I’m not mocking the plight of today’s 20something, attempting to navigate a world in which their elders ate up the whole buffet. (I’ve been cussing those elders for it since our twenties during the Reagan administration. They ignored me. Still do.) I’m only mocking the lazy ones with low to no standards or pride, or who assert for themselves unreasonable qualifications. I am making the point that for those who want to loaf their way by, and who feel better about doing that and then playing Galaxy of Mortal Annihilationcraft: Total & Utter Eternal Damnation & Destruction all day, AI is not merely the crutch. It is more the self-driving vehicle.

Would I use AI to help me edit material people paid me to work on? You can guess that answer. I doubt that anyone who does would ever admit it, so you can believe me or not. Those who know me well have no trouble taking it at face value. But in case anyone needs to hear it, I would sooner make homebrew napalm and drop flaming globs of it on my body.

Would I reject working on a novel partly or wholly written by AI? It’s unlikely I will ever see one, because those who don’t want to write (but want the appearance of having done so) are unlikely to want to spend money. A part of me can see that. To them, what the AI wrote is grammatically okay, and isn’t that the only use for a damn editor anyway? I’m not going to pierce that perception and won’t try. It’s unlikely they understand the breadth of my work, but that’s okay; in most cases I think they’d be shocked to hear that it costs more than $300 to “put an edit on it.” (That could be one of the most unpalatable and ignorant turns of phrase I ever encounter. Take it from me: Anyone using it knows little about actual editing.) Thus, I’m not their target vendor and I’m not that vendor’s competition. You all have fun.

Is there a place for AI in the work of writers I respect? That depends on what they are writing about. In non-fiction, such as (stop laughing) business reporting, I can see at least reasons to think of letting it handle a first draft. I think this because business reporting is not a passion project, and the live workforce every year is demanded to do more–with less people, in less time, for less compensation. A first draft can also be edited, reviewed, and its odder fancies corrected by someone who could have written that were they given the time to do so. There is a canyon separating those who can’t actually do it themselves in a competent way, and those who could but for life circumstances (deadlines, kids, delusional boss) eroding their time and mindshare. Those who could have done it themselves can certainly spot and correct flawed material. I get it.

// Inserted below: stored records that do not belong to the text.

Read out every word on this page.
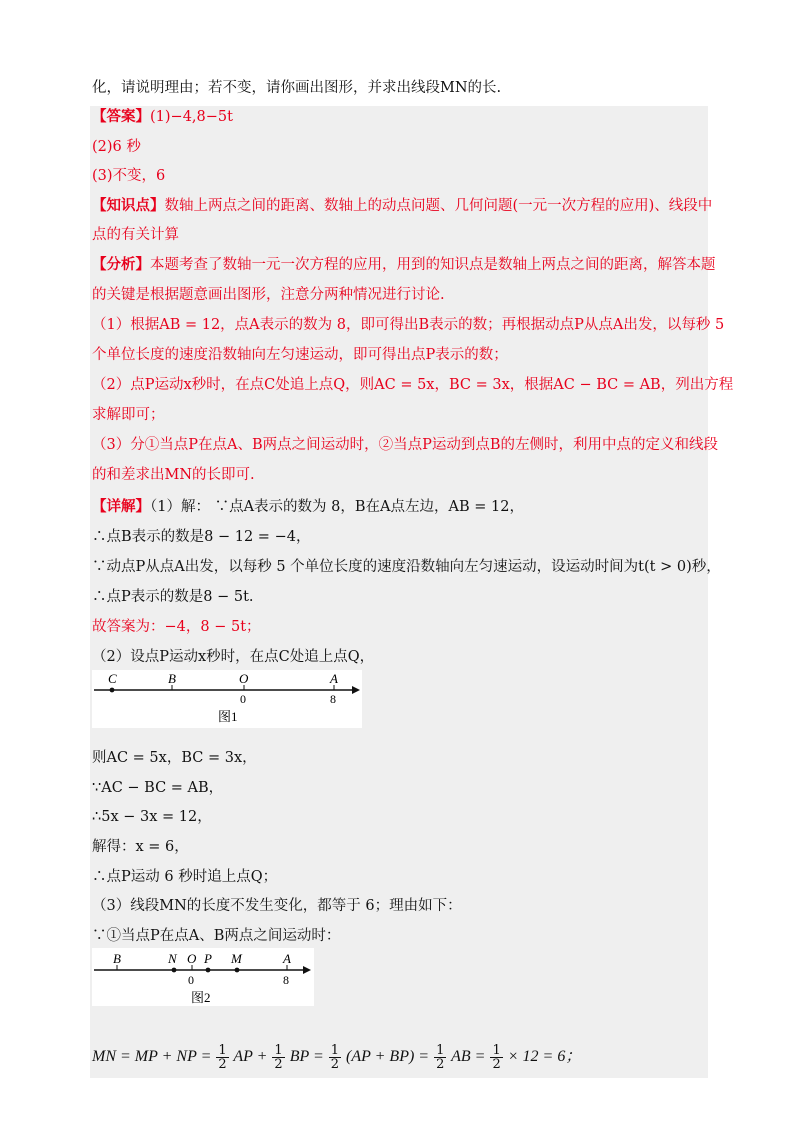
化，请说明理由；若不变，请你画出图形，并求出线段MN的长.
【答案】(1)−4,8−5t
(2)6 秒
(3)不变，6
【知识点】数轴上两点之间的距离、数轴上的动点问题、几何问题(一元一次方程的应用)、线段中
点的有关计算
【分析】本题考查了数轴一元一次方程的应用，用到的知识点是数轴上两点之间的距离，解答本题
的关键是根据题意画出图形，注意分两种情况进行讨论.
（1）根据AB = 12，点A表示的数为 8，即可得出B表示的数；再根据动点P从点A出发，以每秒 5
个单位长度的速度沿数轴向左匀速运动，即可得出点P表示的数；
（2）点P运动x秒时，在点C处追上点Q，则AC = 5x，BC = 3x，根据AC − BC = AB，列出方程
求解即可；
（3）分①当点P在点A、B两点之间运动时，②当点P运动到点B的左侧时，利用中点的定义和线段
的和差求出MN的长即可.
【详解】（1）解： ∵点A表示的数为 8，B在A点左边，AB = 12，
∴点B表示的数是8 − 12 = −4，
∵动点P从点A出发，以每秒 5 个单位长度的速度沿数轴向左匀速运动，设运动时间为t(t > 0)秒，
∴点P表示的数是8 − 5t.
故答案为：−4，8 − 5t；
（2）设点P运动x秒时，在点C处追上点Q，
C	B	O	A
0	8
图1
则AC = 5x，BC = 3x，
∵AC − BC = AB，
∴5x − 3x = 12，
解得：x = 6，
∴点P运动 6 秒时追上点Q；
（3）线段MN的长度不发生变化，都等于 6；理由如下：
∵①当点P在点A、B两点之间运动时：
B	N O P M	A
0	8
图2
MN = MP + NP = $\frac{1}{2}$ AP + $\frac{1}{2}$ BP = $\frac{1}{2} (AP + BP) = \frac{1}{2}$ AB = $\frac{1}{2} \times 12 = 6$；
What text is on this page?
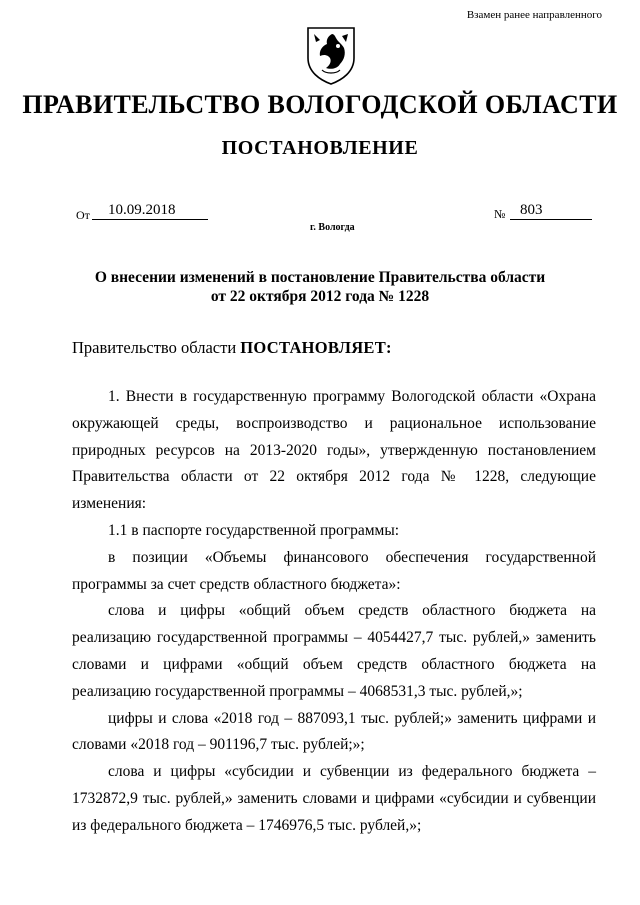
Взамен ранее направленного
ПРАВИТЕЛЬСТВО ВОЛОГОДСКОЙ ОБЛАСТИ
ПОСТАНОВЛЕНИЕ
От	10.09.2018	№ 803
г. Вологда
О внесении изменений в постановление Правительства области
от 22 октября 2012 года № 1228
Правительство области ПОСТАНОВЛЯЕТ:

1. Внести в государственную программу Вологодской области «Охрана окружающей среды, воспроизводство и рациональное использование природных ресурсов на 2013-2020 годы», утвержденную постановлением Правительства области от 22 октября 2012 года № 1228, следующие изменения:

1.1 в паспорте государственной программы:

в позиции «Объемы финансового обеспечения государственной программы за счет средств областного бюджета»:

слова и цифры «общий объем средств областного бюджета на реализацию государственной программы – 4054427,7 тыс. рублей,» заменить словами и цифрами «общий объем средств областного бюджета на реализацию государственной программы – 4068531,3 тыс. рублей,»;

цифры и слова «2018 год – 887093,1 тыс. рублей;» заменить цифрами и словами «2018 год – 901196,7 тыс. рублей;»;

слова и цифры «субсидии и субвенции из федерального бюджета – 1732872,9 тыс. рублей,» заменить словами и цифрами «субсидии и субвенции из федерального бюджета – 1746976,5 тыс. рублей,»;
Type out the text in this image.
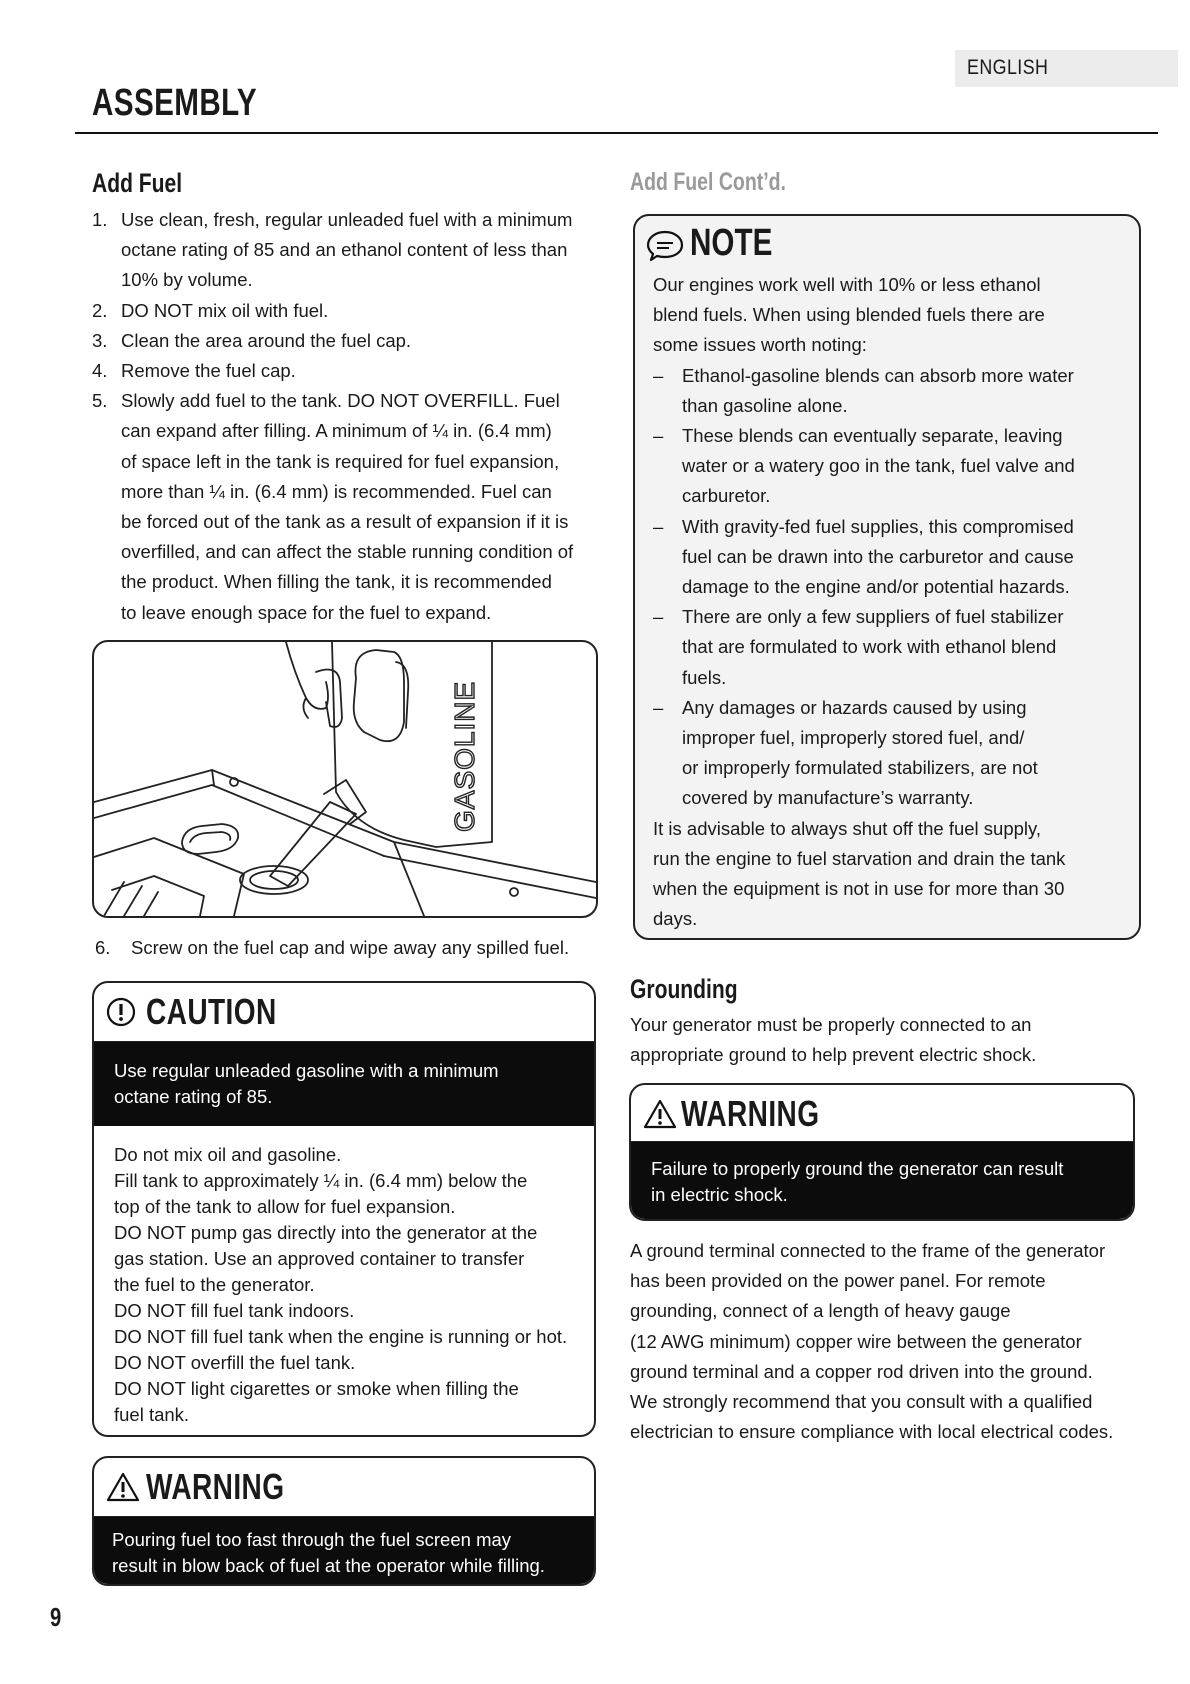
ENGLISH
ASSEMBLY
Add Fuel
1. Use clean, fresh, regular unleaded fuel with a minimum
octane rating of 85 and an ethanol content of less than
10% by volume.
2. DO NOT mix oil with fuel.
3. Clean the area around the fuel cap.
4. Remove the fuel cap.
5. Slowly add fuel to the tank. DO NOT OVERFILL. Fuel
can expand after filling. A minimum of ¼ in. (6.4 mm)
of space left in the tank is required for fuel expansion,
more than ¼ in. (6.4 mm) is recommended. Fuel can
be forced out of the tank as a result of expansion if it is
overfilled, and can affect the stable running condition of
the product. When filling the tank, it is recommended
to leave enough space for the fuel to expand.
GASOLINE
6. Screw on the fuel cap and wipe away any spilled fuel.
CAUTION
Use regular unleaded gasoline with a minimum
octane rating of 85.
Do not mix oil and gasoline.
Fill tank to approximately ¼ in. (6.4 mm) below the
top of the tank to allow for fuel expansion.
DO NOT pump gas directly into the generator at the
gas station. Use an approved container to transfer
the fuel to the generator.
DO NOT fill fuel tank indoors.
DO NOT fill fuel tank when the engine is running or hot.
DO NOT overfill the fuel tank.
DO NOT light cigarettes or smoke when filling the
fuel tank.
WARNING
Pouring fuel too fast through the fuel screen may
result in blow back of fuel at the operator while filling.
Add Fuel Cont’d.
NOTE
Our engines work well with 10% or less ethanol
blend fuels. When using blended fuels there are
some issues worth noting:
– Ethanol-gasoline blends can absorb more water
than gasoline alone.
– These blends can eventually separate, leaving
water or a watery goo in the tank, fuel valve and
carburetor.
– With gravity-fed fuel supplies, this compromised
fuel can be drawn into the carburetor and cause
damage to the engine and/or potential hazards.
– There are only a few suppliers of fuel stabilizer
that are formulated to work with ethanol blend
fuels.
– Any damages or hazards caused by using
improper fuel, improperly stored fuel, and/
or improperly formulated stabilizers, are not
covered by manufacture’s warranty.
It is advisable to always shut off the fuel supply,
run the engine to fuel starvation and drain the tank
when the equipment is not in use for more than 30
days.
Grounding
Your generator must be properly connected to an
appropriate ground to help prevent electric shock.
WARNING
Failure to properly ground the generator can result
in electric shock.
A ground terminal connected to the frame of the generator
has been provided on the power panel. For remote
grounding, connect of a length of heavy gauge
(12 AWG minimum) copper wire between the generator
ground terminal and a copper rod driven into the ground.
We strongly recommend that you consult with a qualified
electrician to ensure compliance with local electrical codes.
9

As for ‘lancers, the market that wants to write its own words and hire a real editor will continue to do so, because it values the journey and the education at least as much as it does the  outcome. Those are my market. Them I can help. They are why I keep doing this.

Am I concerned about AI? I wouldn’t need to be, except for the climate that made it acceptable. I am much more concerned about the decline of literacy, attention spans, and critical thinking in that climate than I am about AI itself.

After all, I obviously didn’t mind it when it was trying to give me stress trying not to get my experienced Panther crews blown to hell in Steel Panthers by US P-47Ds firing 5″ rockets, or when it was helping me look up why my stupid fitness watch wouldn’t pair. I only started taking a leak on it when it started moneylending in my temple. And when that came, it was time to get to work on scourging.